Why shouldn't Jose Padilla sue John Yoo?

The law, lawyers, and the court.
Jan. 16 2008 4:52 PM

If the Yoo Fits ...

Why shouldn't Jose Padilla sue John Yoo?

(Continued from Page 1)

That's because there's nothing outlandish about trying to hold lawyers accountable for actions taken on their clients' behalf, if those actions can be proved to be illegal. Government lawyers, like other officials, have recourse to immunity. But they're not necessarily entitled to absolute immunity—the kind that ends a suit before it starts. As Luban explains, the list for absolute immunity is a short one: The president gets it. Judges get it. So do prosecutors. But Justice Department lawyers who aren't working in a prosecutorial capacity? It appears not. In the 1985 case Mitchell v. Forsyth, a Haverford College physics professor sued former Attorney General John Mitchell for authorizing a wiretap of his phone without a warrant. Mitchell argued that he had absolute immunity because he was working in the interests of national security. The Supreme Court disagreed. The court reasoned that while prosecutors are subject to the checks of the judicial process, there were no "similar built-in restraints on the Attorney General's activities in the name of national security."

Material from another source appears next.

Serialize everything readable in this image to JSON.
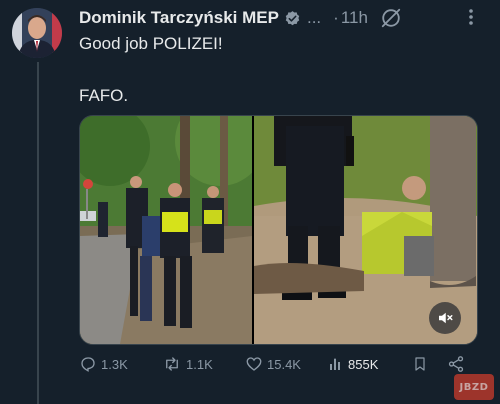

The court said that DoJ folk might nevertheless be entitled to qualified immunity, which all government officials can seek. The standard here is that you can't be held liable for working in your official capacity, as long as your actions didn't violate "clearly established" constitutional or legal rights that a reasonable person would have known about. In other words, you're protected unless you knowingly violated the law or you were plainly incompetent. The Supreme Court reasoned that qualified immunity would provide most officials with enough protection to do their jobs freely, without giving them a pass to blithely disregard the law. Money quote: "Where an official could be expected to know that his conduct would violate statutory or constitutional rights, he should be made to hesitate." (The court's italics.)


Some of the critics of the Yoo-Padilla suit worry about the effect it will have on other government lawyers. The concern is that they'll fear being sued and hedge their bets accordingly, even if they're not doing anything as exotic as embroidering a rationale for torture. But in Mitchell, the court said that sometimes catching a bit of a chill is a good thing. It's also worth noting, in this context, that Yoo isn't facing financial ruin or even risk: Following Padilla's wishes, the suit asks for damages of exactly $1. And DoJ has to offer to provide and pay for Yoo's defense.

Maybe Yoo's lawyers will be able to show he is entitled to qualified immunity. Maybe what he did wasn't illegal, or maybe he shouldn't have been expected to know that it was, as he would certainly argue. Here's the defense of his actions that he published today. And maybe the legal advice he gave in the torture memos can turn out to have been wrong—there's close to consensus about that, at least—without being blunderingly incompetent. It's also possible that the chain from Padilla's mistreatment to Yoo's memo writing and policy-making is ultimately too attenuated to hold him legally accountable.

These are familiar questions—the sort that many a Bivens suit raises. They are also questions for a judge to decide. Arguing that Yoo could or should win is different from denouncing Yale's clinic for bringing the suit in the first place. And think about the broader implications of the WSJ's tirade against the law school. The dean should have stopped a clinic from suing an alumnus on behalf of a client? What kind of standard of legal advocacy or academic freedom would that set—faculty members can write whatever they want in academic articles, but clinical lawyers can only file suits vetted for politically palatability? That seems like the entirely wrong place to end up. It's what comes of mixing up David and Goliath.